M. TETLEY: A l'ordre! A l'ordre!
M.HARDY: Vous faites toute votre session entre deux nuages.
M. TETLEY: A l'ordre! A l'ordre!
M. LAFONTAINE: ... dans Montréal-Matin, que le maire de
Saint-Jérôme s'opposait à l'intrusion d'un
député de la région dans les affaires municipales. Je
voulais justement demander je n'ai pas eu le temps cet après-midi
parce qu'on a le droit seulement à quatre questions et la mienne
était la cinquième au ministre des Affaires municipales
s'il avait l'intention de procéder à une enquête dans le
cas de Saint-Jérôme pour savoir...
LE PRESIDENT (M. Blank): A l'ordre! A l'ordre!

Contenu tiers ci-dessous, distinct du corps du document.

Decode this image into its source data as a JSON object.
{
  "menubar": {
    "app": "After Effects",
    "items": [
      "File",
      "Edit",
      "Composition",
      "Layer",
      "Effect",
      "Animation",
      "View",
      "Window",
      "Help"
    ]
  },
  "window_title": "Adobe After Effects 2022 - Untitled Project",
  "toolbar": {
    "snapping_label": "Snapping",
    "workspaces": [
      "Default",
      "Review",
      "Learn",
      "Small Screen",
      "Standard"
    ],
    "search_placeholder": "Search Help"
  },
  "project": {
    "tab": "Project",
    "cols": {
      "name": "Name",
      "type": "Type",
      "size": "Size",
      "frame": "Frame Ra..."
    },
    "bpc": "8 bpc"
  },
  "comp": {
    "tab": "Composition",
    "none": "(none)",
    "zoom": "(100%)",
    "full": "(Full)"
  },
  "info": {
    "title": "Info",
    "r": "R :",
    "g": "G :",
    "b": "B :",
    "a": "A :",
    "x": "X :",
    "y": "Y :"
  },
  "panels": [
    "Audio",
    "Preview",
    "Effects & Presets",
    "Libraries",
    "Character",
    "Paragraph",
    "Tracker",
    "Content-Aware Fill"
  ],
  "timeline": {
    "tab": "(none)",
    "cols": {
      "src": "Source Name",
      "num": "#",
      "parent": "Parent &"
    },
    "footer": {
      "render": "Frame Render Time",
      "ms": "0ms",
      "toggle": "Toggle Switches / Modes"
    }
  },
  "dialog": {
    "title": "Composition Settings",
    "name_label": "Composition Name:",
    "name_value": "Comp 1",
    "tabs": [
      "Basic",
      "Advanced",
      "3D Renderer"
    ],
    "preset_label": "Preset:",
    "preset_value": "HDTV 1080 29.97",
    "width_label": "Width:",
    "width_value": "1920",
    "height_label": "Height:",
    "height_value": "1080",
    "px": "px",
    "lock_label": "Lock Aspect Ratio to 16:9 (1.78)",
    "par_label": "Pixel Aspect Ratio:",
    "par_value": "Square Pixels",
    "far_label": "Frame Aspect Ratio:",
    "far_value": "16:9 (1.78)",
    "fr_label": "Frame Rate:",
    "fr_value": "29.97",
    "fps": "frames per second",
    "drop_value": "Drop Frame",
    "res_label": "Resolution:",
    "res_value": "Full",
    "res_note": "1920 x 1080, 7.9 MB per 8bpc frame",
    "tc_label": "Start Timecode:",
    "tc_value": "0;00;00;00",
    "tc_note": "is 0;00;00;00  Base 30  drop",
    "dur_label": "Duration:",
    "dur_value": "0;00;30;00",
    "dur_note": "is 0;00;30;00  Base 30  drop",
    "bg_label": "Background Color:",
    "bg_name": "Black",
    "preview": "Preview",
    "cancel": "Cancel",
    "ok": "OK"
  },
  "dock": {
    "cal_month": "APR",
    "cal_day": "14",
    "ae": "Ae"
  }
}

M. LAFONTAINE: ... qui fait de l'intrusion dans le monde...
LE PRESIDENT (M. Blank): A l'ordre! Revenez au projet de loi, s'il vous
plait.
M. LAFONTAINE: Je vais vous expliquer, M. le Président, le
parallèle que je veux faire relativement à ça.
LE PRESIDENT (M. Blank): Expliquez-moi. A part cela, je pense que vous
avez déjà dépassé vos vingt minutes d'au moins dix
minutes sur le même article.
M. LAFONTAINE: Ecoutez, je peux peut-être accepter votre parole,
M. le Président. Vous dites "je pense", cela veut dire que vous
n'êtes pas sûr. Vous n'avez pas de chronomètre.
LE PRESIDENT (M. Blank): Je n'ai pas de chronomètre, mais j'ai
regardé l'heure.
M. LAFONTAINE: J'ai regardé l'heure, M. le Président, et
je suis sûr qu'il me reste encore à peu près une minute et
demie. J'ai vérifié l'heure, M. le Président.
LE PRESIDENT (M. Blank): D'accord. Je vous donne une minute et demie et
je vais vérifier, cette fois-ci.
M. LAFONTAINE: Mais on ne sait jamais si le député de
Terrebonne, un jour, ne sera pas le ministre des Transports. S'il agit avec le
Tribunal d'expropriation comme il a agi avec la ville de
Saint-Jérôme c'est récent, dans le journal de ce
matin à quelle place allons-nous aboutir, M. le
Président?
Je pense que notre devoir de législateurs, ici, à nous qui
sommes présents ce soir, c'est d'empêcher le ministre de commettre
un impair. Pour les gens qui seront nommés là, il ne faudrait
tout de même pas qu'il y ait entente dans le genre: Ne t'en fais pas, tu
seras mon haut-parleur là-bas, mais je te nomme pour dix ans. Si la
personne n'est pas nommée pour dix ans, elle aura peur qu'en Chambre une
Opposition vigilante se lève et critique ses gestes. A ce
moment-là, cela va bonifier les gestes des cinq juges et des cinq autres
qui seront nommés.
M. le Président, je maintiens que la proposition que j'ai faite
tout à l'heure devant la commission se lise: "Que l'article 3 demeure
tel quel, moins les mots "pour dix ans", à la deuxième ligne". Je
suis assuré du concours du ministre des Transports parce que toute la
loi est basée là-dessus, le pouvoir discrétionnaire, avec
la protection qu'on accorde à dix personnes.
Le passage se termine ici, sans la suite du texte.